Oregon underground newspaper editor vows appeal after court upholds punishment

The attorney for a student editor expelled for publishing an underground newspaper vowed to appeal an Aug. 30 state Court of Appeals decision upholding the punishment.

Chris Pangle, then a junior at Mountain View High School in Bend, Ore., was expelled in 1997 after distributing copies of OUTSIDE! to his fellow students. The unauthorized publication included a how-to article that discussed methods of exploding a toilet and taking over the school’s intercom system. It also included a list of teachers’ names, addresses and telephone numbers.

The distribution of OUTSIDE! did not lead directly to any campus disruption, but the court said Pangle “advocated specific methods for causing personal injury, property damage and the disruption of school activities.” As a result, school officials could reasonably predict substantial interference with the academic operation of the school and the rights of its students, the court said.

In the opinion, Judge Walt Edmonds said, “The exercise of appropriate discipline to deter disruptive forces within the school environment is consistent with First Amendment rights as are constitutional limitations on free speech in other environments, such as constraints on yelling ‘Fire!’ in a crowded movie theater.”

But dissenting Judge Rex Armstrong said, “There is no evidence that Chris or anyone else engaged in, or planned or prepared to engage in, any of the suggested conduct the majority quotes.”

Jonathan Hoffman, Pangle’s attorney, said he will appeal the case to the Oregon Supreme Court.
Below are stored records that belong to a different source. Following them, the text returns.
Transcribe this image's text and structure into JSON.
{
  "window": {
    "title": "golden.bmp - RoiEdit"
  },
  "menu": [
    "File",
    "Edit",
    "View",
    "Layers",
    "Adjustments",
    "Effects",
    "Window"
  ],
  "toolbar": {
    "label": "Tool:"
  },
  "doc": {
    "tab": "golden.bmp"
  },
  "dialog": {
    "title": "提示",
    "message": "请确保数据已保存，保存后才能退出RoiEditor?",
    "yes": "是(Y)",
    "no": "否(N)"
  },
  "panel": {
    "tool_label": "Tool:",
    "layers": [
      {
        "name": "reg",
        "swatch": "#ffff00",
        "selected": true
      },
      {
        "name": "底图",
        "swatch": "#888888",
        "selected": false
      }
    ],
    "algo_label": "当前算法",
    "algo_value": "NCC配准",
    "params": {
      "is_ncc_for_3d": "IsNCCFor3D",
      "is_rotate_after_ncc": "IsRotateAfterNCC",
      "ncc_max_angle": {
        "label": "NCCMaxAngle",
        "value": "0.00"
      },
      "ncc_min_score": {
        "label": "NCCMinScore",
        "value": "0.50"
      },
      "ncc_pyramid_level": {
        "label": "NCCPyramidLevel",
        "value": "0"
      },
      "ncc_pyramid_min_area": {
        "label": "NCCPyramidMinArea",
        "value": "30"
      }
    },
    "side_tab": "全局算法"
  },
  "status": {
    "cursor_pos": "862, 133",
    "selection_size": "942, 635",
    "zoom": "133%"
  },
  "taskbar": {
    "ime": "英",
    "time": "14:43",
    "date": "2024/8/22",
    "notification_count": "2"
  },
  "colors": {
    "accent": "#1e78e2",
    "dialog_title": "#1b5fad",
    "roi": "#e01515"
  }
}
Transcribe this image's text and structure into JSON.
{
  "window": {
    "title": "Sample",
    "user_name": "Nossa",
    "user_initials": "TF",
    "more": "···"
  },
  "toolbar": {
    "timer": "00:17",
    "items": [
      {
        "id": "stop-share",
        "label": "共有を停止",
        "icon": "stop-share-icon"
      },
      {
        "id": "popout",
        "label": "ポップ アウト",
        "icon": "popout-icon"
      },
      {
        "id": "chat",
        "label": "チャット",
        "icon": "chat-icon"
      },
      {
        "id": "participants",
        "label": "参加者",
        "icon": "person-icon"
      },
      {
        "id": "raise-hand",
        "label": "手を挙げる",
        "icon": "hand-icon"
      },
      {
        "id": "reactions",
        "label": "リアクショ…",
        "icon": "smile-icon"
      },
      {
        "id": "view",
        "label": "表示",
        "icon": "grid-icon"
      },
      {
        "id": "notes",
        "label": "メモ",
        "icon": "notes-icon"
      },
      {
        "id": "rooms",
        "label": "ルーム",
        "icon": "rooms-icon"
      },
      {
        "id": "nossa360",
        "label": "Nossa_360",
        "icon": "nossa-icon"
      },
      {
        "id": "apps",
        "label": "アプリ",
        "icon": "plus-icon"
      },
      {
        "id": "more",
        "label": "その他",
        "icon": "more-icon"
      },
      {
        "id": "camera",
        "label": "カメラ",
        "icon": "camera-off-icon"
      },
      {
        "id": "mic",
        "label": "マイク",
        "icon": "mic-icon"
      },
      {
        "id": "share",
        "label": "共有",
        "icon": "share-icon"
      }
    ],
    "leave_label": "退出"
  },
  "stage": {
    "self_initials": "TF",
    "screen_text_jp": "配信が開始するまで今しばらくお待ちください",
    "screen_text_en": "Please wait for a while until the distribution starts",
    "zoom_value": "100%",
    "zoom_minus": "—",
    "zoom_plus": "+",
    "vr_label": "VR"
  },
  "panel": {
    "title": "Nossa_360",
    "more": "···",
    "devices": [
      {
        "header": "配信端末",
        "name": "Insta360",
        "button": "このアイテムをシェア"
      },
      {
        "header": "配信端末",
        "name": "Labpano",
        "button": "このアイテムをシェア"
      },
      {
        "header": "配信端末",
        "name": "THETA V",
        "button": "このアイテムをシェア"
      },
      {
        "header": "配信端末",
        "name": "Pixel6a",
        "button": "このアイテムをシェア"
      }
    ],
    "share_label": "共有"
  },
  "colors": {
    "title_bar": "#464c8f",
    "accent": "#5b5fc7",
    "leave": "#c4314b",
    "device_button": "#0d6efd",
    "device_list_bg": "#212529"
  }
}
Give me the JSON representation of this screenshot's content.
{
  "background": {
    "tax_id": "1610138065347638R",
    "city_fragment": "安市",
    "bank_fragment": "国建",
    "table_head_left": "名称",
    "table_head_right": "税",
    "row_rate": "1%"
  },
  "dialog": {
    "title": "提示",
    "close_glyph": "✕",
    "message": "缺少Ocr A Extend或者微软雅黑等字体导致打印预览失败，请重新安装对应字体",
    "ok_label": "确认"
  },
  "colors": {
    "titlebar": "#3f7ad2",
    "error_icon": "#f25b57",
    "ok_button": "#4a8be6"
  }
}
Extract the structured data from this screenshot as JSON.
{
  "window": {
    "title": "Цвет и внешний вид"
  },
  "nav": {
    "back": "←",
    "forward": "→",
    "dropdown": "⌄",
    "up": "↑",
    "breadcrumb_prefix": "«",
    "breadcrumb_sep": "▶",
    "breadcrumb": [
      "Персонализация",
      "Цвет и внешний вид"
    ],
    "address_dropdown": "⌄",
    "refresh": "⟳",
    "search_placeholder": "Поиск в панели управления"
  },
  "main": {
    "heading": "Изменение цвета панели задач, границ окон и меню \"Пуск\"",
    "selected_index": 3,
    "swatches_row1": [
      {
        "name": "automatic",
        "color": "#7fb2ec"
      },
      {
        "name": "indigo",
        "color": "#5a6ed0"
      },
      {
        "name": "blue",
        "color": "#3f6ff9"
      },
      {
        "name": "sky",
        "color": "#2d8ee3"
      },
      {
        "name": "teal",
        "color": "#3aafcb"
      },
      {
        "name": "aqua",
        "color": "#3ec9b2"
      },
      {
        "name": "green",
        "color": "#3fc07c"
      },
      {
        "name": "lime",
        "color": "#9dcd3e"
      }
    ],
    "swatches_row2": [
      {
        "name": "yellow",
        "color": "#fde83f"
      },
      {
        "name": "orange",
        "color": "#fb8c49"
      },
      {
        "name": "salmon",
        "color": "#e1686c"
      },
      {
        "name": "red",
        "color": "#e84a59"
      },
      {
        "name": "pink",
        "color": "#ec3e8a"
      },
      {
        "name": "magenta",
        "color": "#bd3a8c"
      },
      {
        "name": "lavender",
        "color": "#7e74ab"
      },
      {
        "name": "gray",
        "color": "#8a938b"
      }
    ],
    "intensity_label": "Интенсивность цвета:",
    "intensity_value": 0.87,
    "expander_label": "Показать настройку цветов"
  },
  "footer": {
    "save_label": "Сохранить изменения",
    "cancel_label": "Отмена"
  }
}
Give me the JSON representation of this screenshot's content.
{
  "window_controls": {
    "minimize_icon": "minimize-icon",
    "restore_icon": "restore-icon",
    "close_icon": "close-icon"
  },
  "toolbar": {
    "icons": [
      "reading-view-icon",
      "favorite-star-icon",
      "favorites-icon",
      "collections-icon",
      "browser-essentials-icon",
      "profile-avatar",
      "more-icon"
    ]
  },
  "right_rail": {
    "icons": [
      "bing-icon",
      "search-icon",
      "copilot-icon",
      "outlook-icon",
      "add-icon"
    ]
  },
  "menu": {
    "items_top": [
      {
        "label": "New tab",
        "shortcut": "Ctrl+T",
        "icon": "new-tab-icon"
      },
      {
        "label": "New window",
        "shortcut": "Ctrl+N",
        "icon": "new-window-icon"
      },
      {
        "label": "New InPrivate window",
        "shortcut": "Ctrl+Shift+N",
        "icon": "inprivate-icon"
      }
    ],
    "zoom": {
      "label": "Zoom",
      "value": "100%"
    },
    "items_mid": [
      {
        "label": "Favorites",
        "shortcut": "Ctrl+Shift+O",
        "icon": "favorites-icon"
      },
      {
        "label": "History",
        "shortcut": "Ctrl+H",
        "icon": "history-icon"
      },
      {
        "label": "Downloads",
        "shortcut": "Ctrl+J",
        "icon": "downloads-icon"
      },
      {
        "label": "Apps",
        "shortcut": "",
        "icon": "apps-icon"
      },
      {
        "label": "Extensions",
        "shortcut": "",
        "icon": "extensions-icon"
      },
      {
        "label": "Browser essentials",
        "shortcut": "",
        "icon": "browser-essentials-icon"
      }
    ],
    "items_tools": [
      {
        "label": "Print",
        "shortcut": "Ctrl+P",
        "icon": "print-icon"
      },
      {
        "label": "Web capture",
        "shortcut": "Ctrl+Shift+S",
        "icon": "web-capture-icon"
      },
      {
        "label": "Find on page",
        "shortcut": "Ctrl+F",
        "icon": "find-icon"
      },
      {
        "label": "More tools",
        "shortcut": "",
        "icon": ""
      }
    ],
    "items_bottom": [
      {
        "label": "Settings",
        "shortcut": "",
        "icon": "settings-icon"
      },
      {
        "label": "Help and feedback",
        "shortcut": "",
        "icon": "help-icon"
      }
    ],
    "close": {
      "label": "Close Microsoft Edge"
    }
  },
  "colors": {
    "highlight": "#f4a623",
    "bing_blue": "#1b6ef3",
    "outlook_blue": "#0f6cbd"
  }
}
SPLC View: While the student lost this case, the decision nonetheless reaffirms that non-school-sponsored or underground student publications are subject to the more protective Tinker standard. Under that standard, articulated by the Supreme Court in its 1969 decision Tinker v. Des Moines, independent student speech on campus cannot be banned unless it is legally unprotected (e.g., libelous, obscene, etc.) or creates a material and substantial disruption of school activities. While this court’s expansive interpretation of what constitutes such a disruption is troubling, the decision makes clear that the authority of school officials to censor on-campus underground newspapers (and certainly off-campus, private Web sites) is limited.